Son obsession de la culture du déchet est desséchante.
Le
marché n'est qu'oppression des petites fleurs et des gens. Les machines passent leur temps à broyer du chaton mignon. La propriété collective est préférer à la propriété privée.
Or,
on peut s'inscrire en faux contre les hypothèses papales.
Le Pape parle de protéger les Amérindiens. Mais à cette fin, ne vaut-il pas mieux invoquer la propriété privée et publique de leurs terres traditionnelles? C'est ce que fit Paul III
in illo tempore.
La mécanisation, bien loin d'opprimer, a, au contraire, libéré les personnes. Qui veut revenir au lavoir pour y laver son linge? Qui veut faire travailler les enfants en usine plutôt que des robots. Le temps libéré et la force décuplée donnent à chacun le temps du repos mais aussi de l'éducation, de la culture, de l'échange. Les métiers, certes à réinventer, peuvent se concentrer sur le service rendu à la personne.
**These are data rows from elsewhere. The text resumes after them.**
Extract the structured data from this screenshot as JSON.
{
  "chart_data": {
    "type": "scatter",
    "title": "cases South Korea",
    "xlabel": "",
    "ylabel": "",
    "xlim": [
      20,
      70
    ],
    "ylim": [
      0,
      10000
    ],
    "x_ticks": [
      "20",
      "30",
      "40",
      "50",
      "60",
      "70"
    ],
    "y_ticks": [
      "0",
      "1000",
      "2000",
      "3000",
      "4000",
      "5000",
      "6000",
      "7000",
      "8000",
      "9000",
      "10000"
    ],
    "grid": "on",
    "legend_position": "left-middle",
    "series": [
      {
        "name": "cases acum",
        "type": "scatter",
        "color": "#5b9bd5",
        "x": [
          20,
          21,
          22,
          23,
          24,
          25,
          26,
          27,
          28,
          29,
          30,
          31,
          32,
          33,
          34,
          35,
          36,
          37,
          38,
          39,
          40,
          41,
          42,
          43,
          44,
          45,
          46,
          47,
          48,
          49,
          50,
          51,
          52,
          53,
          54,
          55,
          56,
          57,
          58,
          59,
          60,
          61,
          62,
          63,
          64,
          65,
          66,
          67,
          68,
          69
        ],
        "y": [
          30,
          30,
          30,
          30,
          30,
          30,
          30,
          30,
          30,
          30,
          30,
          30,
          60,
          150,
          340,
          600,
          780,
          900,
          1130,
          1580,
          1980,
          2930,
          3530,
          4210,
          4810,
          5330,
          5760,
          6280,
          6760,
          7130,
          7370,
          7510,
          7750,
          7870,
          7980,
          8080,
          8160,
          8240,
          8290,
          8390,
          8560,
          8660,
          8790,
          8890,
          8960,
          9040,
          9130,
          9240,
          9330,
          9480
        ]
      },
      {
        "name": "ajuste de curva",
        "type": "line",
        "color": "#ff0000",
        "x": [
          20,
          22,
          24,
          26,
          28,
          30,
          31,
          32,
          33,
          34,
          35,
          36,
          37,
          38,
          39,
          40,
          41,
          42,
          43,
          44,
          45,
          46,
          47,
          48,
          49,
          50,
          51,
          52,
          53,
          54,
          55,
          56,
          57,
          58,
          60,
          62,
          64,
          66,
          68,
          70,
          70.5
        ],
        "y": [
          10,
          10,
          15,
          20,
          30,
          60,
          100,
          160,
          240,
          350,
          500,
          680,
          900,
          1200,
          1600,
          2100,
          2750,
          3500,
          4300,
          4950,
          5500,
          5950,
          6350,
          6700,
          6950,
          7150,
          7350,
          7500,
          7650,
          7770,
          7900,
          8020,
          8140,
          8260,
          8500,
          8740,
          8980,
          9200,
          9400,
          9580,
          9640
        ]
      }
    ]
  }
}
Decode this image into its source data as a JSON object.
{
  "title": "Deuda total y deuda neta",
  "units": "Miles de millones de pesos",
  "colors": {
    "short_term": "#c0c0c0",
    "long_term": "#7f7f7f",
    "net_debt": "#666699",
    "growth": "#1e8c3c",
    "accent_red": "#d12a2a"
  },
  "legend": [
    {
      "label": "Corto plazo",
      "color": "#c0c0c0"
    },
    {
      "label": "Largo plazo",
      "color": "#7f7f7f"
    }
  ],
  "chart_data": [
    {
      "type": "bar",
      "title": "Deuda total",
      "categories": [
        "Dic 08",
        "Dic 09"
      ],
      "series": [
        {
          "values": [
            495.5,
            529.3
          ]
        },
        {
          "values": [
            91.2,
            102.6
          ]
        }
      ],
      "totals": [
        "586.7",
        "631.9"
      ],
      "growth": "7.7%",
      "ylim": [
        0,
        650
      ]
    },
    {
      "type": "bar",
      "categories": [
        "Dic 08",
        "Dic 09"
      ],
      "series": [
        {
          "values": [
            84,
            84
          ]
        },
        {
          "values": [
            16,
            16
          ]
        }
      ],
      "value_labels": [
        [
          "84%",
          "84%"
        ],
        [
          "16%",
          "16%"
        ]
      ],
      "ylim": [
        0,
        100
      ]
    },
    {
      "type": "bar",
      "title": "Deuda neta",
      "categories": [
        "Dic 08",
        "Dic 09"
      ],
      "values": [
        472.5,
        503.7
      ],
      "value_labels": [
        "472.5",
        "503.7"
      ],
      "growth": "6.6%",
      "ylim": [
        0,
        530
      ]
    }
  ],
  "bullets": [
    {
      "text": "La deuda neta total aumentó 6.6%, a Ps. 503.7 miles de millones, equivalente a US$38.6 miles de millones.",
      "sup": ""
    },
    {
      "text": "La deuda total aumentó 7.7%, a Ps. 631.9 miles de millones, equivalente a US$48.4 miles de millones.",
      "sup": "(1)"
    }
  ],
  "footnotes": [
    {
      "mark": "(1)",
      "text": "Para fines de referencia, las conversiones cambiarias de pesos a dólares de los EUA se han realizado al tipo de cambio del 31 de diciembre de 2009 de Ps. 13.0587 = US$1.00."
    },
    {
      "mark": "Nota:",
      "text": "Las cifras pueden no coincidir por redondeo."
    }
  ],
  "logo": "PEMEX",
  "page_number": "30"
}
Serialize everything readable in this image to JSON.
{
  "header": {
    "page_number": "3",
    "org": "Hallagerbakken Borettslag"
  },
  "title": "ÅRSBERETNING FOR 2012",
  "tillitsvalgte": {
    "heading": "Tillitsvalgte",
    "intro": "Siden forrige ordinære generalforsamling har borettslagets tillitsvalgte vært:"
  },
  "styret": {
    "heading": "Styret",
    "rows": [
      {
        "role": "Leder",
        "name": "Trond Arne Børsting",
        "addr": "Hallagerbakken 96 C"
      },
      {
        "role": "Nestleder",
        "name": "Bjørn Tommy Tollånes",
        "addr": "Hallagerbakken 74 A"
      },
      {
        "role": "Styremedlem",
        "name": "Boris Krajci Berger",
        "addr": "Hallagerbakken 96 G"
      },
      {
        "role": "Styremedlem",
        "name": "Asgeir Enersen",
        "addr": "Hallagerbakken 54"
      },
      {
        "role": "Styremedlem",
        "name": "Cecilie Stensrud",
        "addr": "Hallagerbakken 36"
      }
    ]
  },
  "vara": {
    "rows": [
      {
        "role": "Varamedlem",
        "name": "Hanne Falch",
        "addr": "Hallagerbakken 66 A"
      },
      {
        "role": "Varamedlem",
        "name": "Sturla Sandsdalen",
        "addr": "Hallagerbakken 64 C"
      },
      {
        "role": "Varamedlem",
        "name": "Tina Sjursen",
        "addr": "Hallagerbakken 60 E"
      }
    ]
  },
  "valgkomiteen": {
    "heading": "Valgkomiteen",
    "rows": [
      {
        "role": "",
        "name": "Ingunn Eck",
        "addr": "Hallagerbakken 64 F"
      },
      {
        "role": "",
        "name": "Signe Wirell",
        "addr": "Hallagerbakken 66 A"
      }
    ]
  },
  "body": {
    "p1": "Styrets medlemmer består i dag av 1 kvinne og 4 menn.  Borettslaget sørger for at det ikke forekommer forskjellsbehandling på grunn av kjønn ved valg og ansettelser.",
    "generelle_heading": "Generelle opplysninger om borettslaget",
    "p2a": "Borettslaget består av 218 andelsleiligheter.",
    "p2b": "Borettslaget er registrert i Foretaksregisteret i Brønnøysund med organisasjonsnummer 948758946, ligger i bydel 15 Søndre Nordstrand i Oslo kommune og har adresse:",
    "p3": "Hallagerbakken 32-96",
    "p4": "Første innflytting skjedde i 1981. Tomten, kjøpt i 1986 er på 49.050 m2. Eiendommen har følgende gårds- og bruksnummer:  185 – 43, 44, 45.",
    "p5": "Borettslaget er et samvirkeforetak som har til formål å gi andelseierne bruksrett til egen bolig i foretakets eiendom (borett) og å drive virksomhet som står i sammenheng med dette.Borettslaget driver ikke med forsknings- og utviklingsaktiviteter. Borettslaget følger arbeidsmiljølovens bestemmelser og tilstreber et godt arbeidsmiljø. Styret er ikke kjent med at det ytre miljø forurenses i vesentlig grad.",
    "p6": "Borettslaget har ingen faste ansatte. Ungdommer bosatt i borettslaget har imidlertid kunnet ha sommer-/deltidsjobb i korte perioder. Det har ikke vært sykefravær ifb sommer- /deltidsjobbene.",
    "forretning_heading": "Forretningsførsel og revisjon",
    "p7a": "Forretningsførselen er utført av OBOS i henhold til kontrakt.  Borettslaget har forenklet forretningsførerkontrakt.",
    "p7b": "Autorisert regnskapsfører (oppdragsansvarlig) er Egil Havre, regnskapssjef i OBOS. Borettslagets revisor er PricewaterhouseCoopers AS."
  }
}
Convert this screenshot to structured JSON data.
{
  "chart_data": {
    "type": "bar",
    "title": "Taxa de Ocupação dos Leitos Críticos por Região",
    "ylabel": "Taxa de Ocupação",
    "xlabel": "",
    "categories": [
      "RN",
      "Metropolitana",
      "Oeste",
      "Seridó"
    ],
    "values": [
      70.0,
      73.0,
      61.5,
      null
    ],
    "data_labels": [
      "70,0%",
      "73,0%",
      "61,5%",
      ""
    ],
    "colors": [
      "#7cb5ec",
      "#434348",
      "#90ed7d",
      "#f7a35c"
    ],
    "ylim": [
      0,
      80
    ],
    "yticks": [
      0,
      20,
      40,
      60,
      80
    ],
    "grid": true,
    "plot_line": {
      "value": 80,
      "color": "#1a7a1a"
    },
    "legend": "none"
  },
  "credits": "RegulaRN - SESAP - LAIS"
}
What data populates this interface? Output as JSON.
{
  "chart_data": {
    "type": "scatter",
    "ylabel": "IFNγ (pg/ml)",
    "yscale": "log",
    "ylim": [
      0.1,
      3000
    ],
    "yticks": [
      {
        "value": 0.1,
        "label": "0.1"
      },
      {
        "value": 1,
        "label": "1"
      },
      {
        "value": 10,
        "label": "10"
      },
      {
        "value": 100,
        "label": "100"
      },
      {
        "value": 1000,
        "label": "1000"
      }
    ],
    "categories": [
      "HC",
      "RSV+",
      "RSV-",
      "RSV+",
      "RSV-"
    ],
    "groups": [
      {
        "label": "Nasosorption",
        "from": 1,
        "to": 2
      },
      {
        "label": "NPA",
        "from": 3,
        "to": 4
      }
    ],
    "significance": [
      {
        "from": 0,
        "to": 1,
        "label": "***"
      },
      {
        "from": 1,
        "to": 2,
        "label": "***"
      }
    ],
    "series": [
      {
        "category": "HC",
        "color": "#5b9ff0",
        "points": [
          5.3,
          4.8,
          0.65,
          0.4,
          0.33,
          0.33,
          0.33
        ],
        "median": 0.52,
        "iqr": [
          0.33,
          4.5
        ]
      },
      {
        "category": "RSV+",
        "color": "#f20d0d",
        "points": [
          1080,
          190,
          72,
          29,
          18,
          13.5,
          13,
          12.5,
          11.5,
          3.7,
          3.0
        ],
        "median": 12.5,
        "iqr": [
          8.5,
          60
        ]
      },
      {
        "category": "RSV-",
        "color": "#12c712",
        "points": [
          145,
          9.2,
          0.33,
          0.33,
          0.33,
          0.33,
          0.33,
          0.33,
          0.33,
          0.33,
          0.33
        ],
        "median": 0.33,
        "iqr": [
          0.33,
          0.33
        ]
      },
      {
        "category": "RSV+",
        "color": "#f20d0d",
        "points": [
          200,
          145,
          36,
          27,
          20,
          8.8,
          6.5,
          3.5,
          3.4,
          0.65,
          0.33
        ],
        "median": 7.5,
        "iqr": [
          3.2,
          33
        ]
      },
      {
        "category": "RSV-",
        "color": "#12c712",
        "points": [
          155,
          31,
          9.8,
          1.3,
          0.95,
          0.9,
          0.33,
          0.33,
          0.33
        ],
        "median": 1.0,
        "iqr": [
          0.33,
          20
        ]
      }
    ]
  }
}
Le profit, c'est ce qui permet d'avoir quelque chose à partager. Il ne s'agit pas de le vendre et le distribuer n'importe comment mais de permettre à la terre de donner son fruit. Et d'avoir un fruit à distribuer. Ce fruit n'est pas nécessairement monétisable: cela peut être la jouissance d'un coin de nature préservée, d'une famille stable, de relations riches
&c.
Le marché, s'il n'est pas un capitalisme de connivence, peut assurer plus sûrement que le Gosplan l'allocation optimale des ressources: j'achète si j'ai besoin et je produis si je vends. C'est aussi une forme de démocratie permanente: j'achète et je vends donc je suis.
Quant à la culture du déchet, je pense qu'il faut en venir à une analyse de la destruction et de la création de valeur. Il est évident que toute création de valeur s'accompagne quelque part de la consommation d'une autre valeur. Le pain nécessite de la farine (actif circulant). Le blé pousse sur une terre qui a été arraché à l'état sauvage (immobilisation corporelle). Dans la gestion environnementale, une réserve naturelle représente une destruction de valeur pour les exploitants habituels. Mais elle peut générer de la valeur, dès lors que des espèces de haute qualité peuvent être pêchées au large de Port-Cros.
Cela traduit une mauvaise interprétation de la doctrine de la subsidiarité. J'aurai inversé la construction de l'encyclique en partant de l'action individuelle et du génie des familles et de la libre entreprise. L'Etat n'est que le délégataire de ses sujets et citoyens.
Notons juste que le Chili a relevé la tête après avoir libéré la société du bolchevisme d'Allende grâce à Pinochet. L'Argentine, grande puissance économique en 1945, ne pèse plus très lourd après le désastre péroniste.
Saint Jean-Paul II le Grand, venez-lui en aide!